In his October 13th column Lawrie McFarlane suggested the Greens and the NDP have embraced “radical notions that place them far outside the mainstream” and that they “are in danger of becoming a lunatic fringe”. This is a quite commonplace representation of both parties from the right wing of the political spectrum.

But as I see it, it is the mainstream that has become lunatic, while the Greens and the NDP represent in some senses a conservative fringe.

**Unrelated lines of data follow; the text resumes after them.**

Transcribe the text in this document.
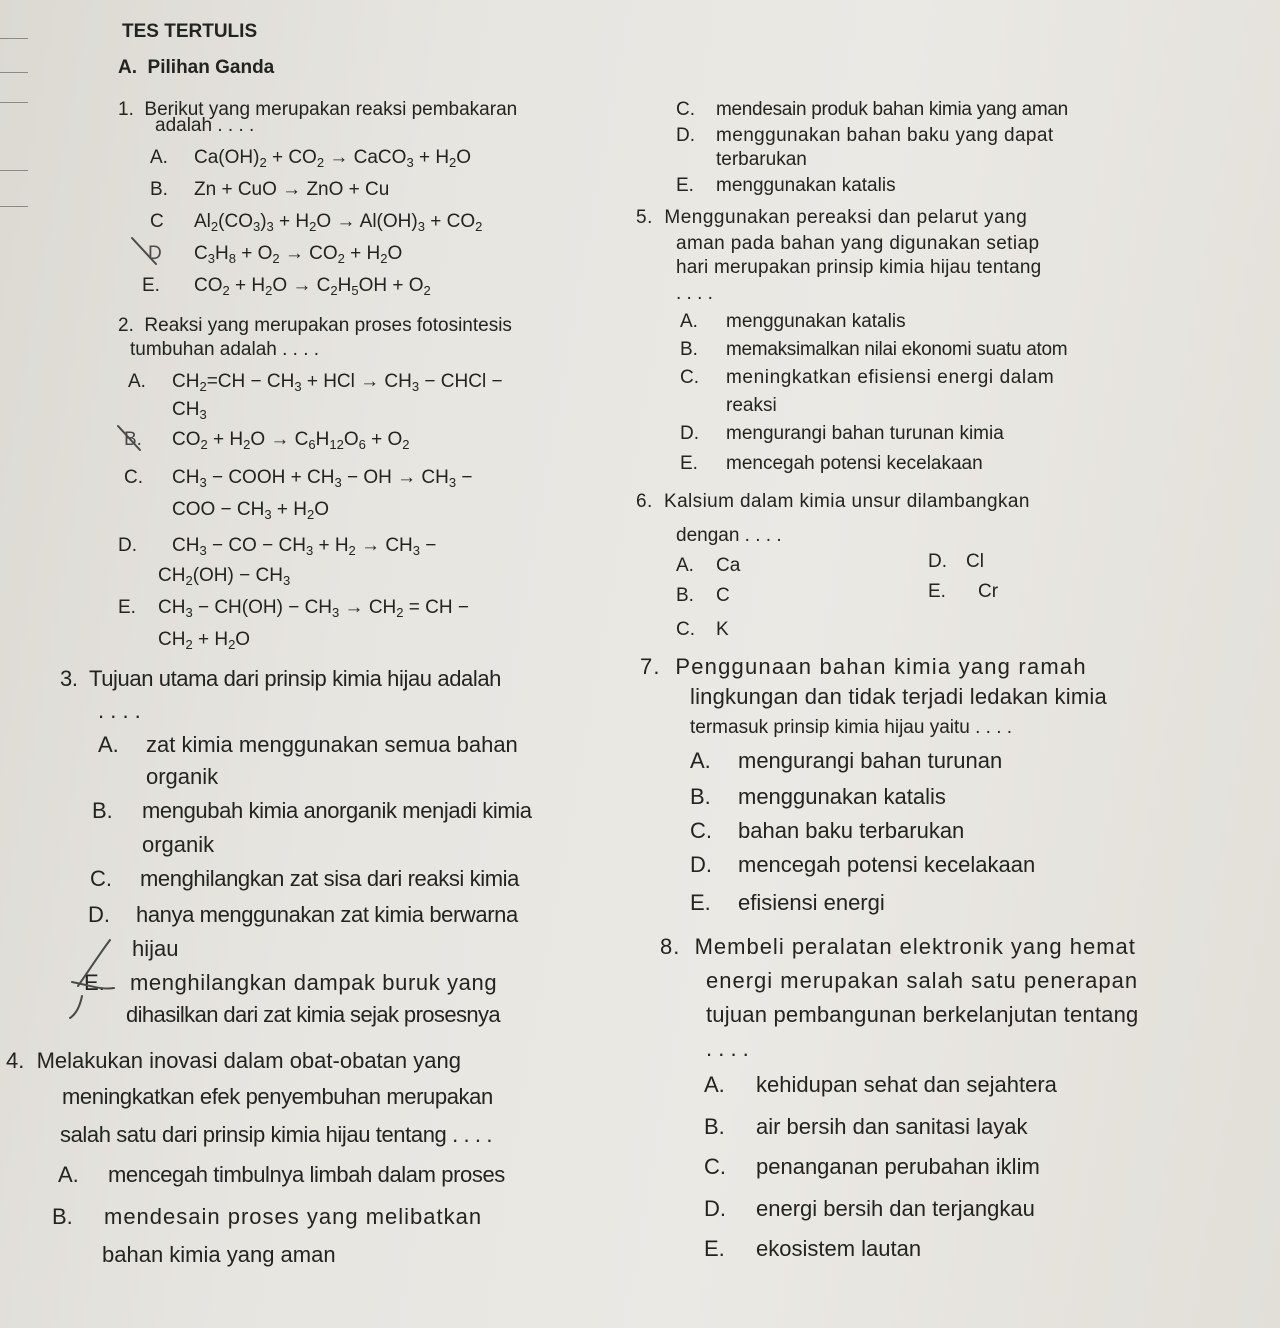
TES TERTULIS
A.  Pilihan Ganda
1.  Berikut yang merupakan reaksi pembakaran
adalah . . . .
A. $Ca(OH)_2 + CO_2$ → CaCO$_3$ + $H_2O$
B. Zn + CuO → ZnO + Cu
C $Al_2(CO_3)_3 + H_2O \to Al(OH)_3 + CO_2$
D $C_3H_8 + O_2 \to CO_2 + H_2O$
E. $CO_2 + H_2O \to C_2H_5OH + O_2$
2.  Reaksi yang merupakan proses fotosintesis
tumbuhan adalah . . . .
A. $CH_2=CH - CH_3$ + HCl → $CH_3$ − CHCl −
$CH_3$
B. $CO_2 + H_2O \to C_6H_{12}O_6 + O_2$
C. $CH_3$ − COOH + $CH_3$ − OH → $CH_3$ −
COO − $CH_3 + H_2O$
D. $CH_3$ − CO − $CH_3 + H_2 \to CH_3$ −
$CH_2(OH) - CH_3$
E. $CH_3 - CH(OH) - CH_3 \to CH_2$ = CH −
$CH_2 + H_2O$
3.  Tujuan utama dari prinsip kimia hijau adalah
. . . .
A. zat kimia menggunakan semua bahan
organik
B. mengubah kimia anorganik menjadi kimia
organik
C. menghilangkan zat sisa dari reaksi kimia
D. hanya menggunakan zat kimia berwarna
hijau
E. menghilangkan dampak buruk yang
dihasilkan dari zat kimia sejak prosesnya
4.  Melakukan inovasi dalam obat-obatan yang
meningkatkan efek penyembuhan merupakan
salah satu dari prinsip kimia hijau tentang . . . .
A. mencegah timbulnya limbah dalam proses
B. mendesain proses yang melibatkan
bahan kimia yang aman
C. mendesain produk bahan kimia yang aman
D. menggunakan bahan baku yang dapat
terbarukan
E. menggunakan katalis
5.  Menggunakan pereaksi dan pelarut yang
aman pada bahan yang digunakan setiap
hari merupakan prinsip kimia hijau tentang
. . . .
A. menggunakan katalis
B. memaksimalkan nilai ekonomi suatu atom
C. meningkatkan efisiensi energi dalam
reaksi
D. mengurangi bahan turunan kimia
E. mencegah potensi kecelakaan
6.  Kalsium dalam kimia unsur dilambangkan
dengan . . . .
A. Ca
B. C
C. K
D. Cl
E. Cr
7.  Penggunaan bahan kimia yang ramah
lingkungan dan tidak terjadi ledakan kimia
termasuk prinsip kimia hijau yaitu . . . .
A. mengurangi bahan turunan
B. menggunakan katalis
C. bahan baku terbarukan
D. mencegah potensi kecelakaan
E. efisiensi energi
8.  Membeli peralatan elektronik yang hemat
energi merupakan salah satu penerapan
tujuan pembangunan berkelanjutan tentang
. . . .
A. kehidupan sehat dan sejahtera
B. air bersih dan sanitasi layak
C. penanganan perubahan iklim
D. energi bersih dan terjangkau
E. ekosistem lautan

I recall someone noting many years ago that it is conservatives who are radical today, in that they want to radically alter the environment through economic development, growth and deregulation, while it is the environmentalists who are the true conservatives, the people who want to conserve the environment.

So let’s look at some of the ways that the mainstream is in fact radical, if not indeed lunatic. Given that the the natural environment is the source of all that matters for our life and health – oxygen, water, food, materials, fuels, waste decomposition, protection from UV radiation and so on – threatening the viability of the natural environment is insane, while protecting and conserving it is eminently sensible.

Then there is the very mainstream concept of economic growth. It is an issue I have addressed before, so I will not repeat myself at length. But Kenneth Boulding, a former President of both the American Economic Association and the American Association for the Advancement of Science, put it very simply: “Anyone who believes exponential growth can go on forever in a finite world is either a madman or an economist”.

So continuing to push for economic growth, where that means further harm to the Earth’s natural systems, further depletion of vital natural resources and further extinction of the species that make up the web of life – as it does in the current mainstream model of development – is mad.

Another example of mainstream lunacy is the commitment to fossil fuel use and even expansion. The two mainstream parties – Liberals and Conservatives – are both guilty of this piece of folly. But it is the Conservatives who are the most lunatic: Look at the pro-fossil fuel and thus pro-climate change policies not only of the federal Conservatives but their provincial partners in Alberta, Saskatchewan, Manitoba and Ontario.

So if the mainstream is lunatic, let’s look at some of the Green and NDP ideas that are considered fringe, radical or even lunatic but that in fact seem entirely reasonable and indeed sensible ways to improve health and wellbeing. Among them are free pharmacare and dental care for at least some if not all of the population, along with free or subsidised child care and university and college tuition.

Are these ideas really that radical, or even ‘lunatic’? Well, maybe, if your model is the USA, but not if we look to Europe. A 2016 article in the Canadian Family Physician noted that “Canada is unique among highly developed countries in its curious exclusion of prescription drug coverage from its universal health insurance program”.

As to family-friendly policies, “Sweden, Norway and Iceland occupy the top three places in the league table of national, family-friendly policies” according to a 2019 report from Unicef, based on 2016 data, while all three, and many other European countries, have childcare enrolment between age 3 and school age of at least 90 percent. Recent data for Canada is hard to come by, but is lower than that.

These and other programs would be paid for by a combination of re-directed spending and increased taxes on high income earners and corporations. Here the NDP and Green Party plans are similar: Close tax loopholes and subsidies that favour the wealthy and large corporations and increase taxes on corporations and the highest income earners – hardly radical. In fact, the top personal income tax rate is higher in Austria, Denmark, France and Japan, while even after allowing for provincial corporate taxes, Canada’s corporate tax rate in 2018 was still lower than in Australia, Belgium, France, Germany and Japan.

So just who are the wild-eyed radicals, who are the lunatics here – and who are the sensible ones, the ones that seek to conserve the environment and maximise human and social development?